The way that I write static-typed code is by imagining how I would write dynamic code to solve the problem, and then additionally imagining what types and type constraints I need to add.
I honestly think it’s a kind of an instance of Paul Graham’s Blub Paradox. I know JavaScript and I spent years writing JavaScript. So if you ask me to write TypeScript, well, I write the JavaScript that I want to write and then go back and add types to make the typescript compiler happy.
There are a bunch of other things I could talk about. I should write a post.
Neither do I, but I know the compiler will check that for me so I don't need to hold all of that in working memory. I know my IDE will always be able to tell me the types too, and flag if anything is wrong immediately.
The different points of view on this are really interesting.
Is that not how everyone writes static typed code? You have a need for a variable holding some data, you think about the bounds of that data, you pick a type. What other way would you do it?
The problem with dynamic typing isn't in the first-write.
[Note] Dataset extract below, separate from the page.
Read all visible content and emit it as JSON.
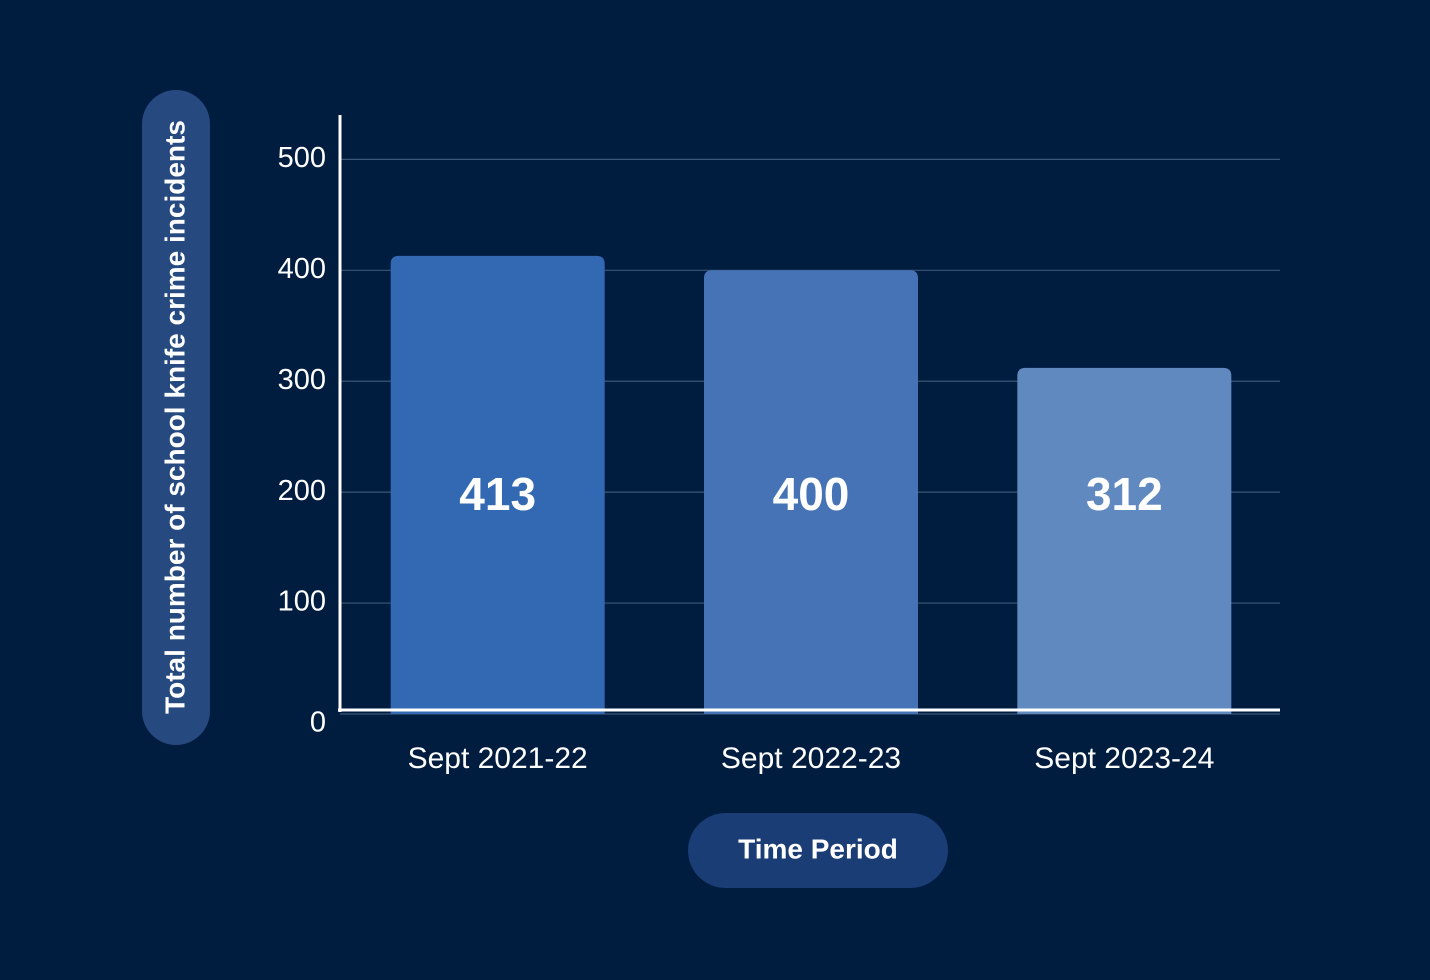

It's all in your head then. It's in the 2 year later bugfix, when you're looking at a function and wondering what kind of data is being passed into it. And then you find all the places that call that function and still can't work out what fields that object will have, or whether they're numbers or strings.
I do agree though if I have to work with spaghetti code, I'd much rather work with a language that has a proper type system (I mean a proper one, like OCaml, Standard ML, Rust, Gleam, Etc.) I think static typing in these languages doesn't get in the way, they all have varying degrees of type inference, the type system is sound and uncomplicated. Whereas a Language like Typescript's type system (of Facebook's Flow for JS) had my head spinning, It often felt like playing a mean spirited scavenger hunt with Simon from Simon says.
As far as dynamic langs go, some languages are terrible to work in, (Perl). and other languages because of strong conventions (Ruby and Elixir,) I find very very easy to work in, write tests, create libraries that use DSLs, etc.
So I guess I'm in the middle? leaning in the dynamic langs direction though.
I still remember being quite shocked many years ago when I took a job using Java of all things, I was so fearful coding would take forever. It was my first typed language. But within months, I was faster, by a lot. I would write a lot more code before I had to test it, and once I began testing it there were few if any surprises. Now I'm working in Ruby, and without a debugger and constant tests, I feel I can't hardly get anything complex done in a reasonable amount of time. Like you I thought this was a hurdle that would pass, but while I'm far more effective than when I started, I find that its overall just mentally taxing to write code in this language.
Yet at the same time, when I pair with people who do not dislike Ruby, and watch them work, they are constantly asking "What is this" and "how does this work" and navigating parts of the codebase by grepping. They are effective, and I know its been studied a bit. But to my eyes, they would so obviously be far more effective with types, even when they state they dislike them, I just can't accept its a generally better approach in the absolute sense. I won't judge people for preferring a non-typed language. But I'll likely not accept another job where I can't use a typed language.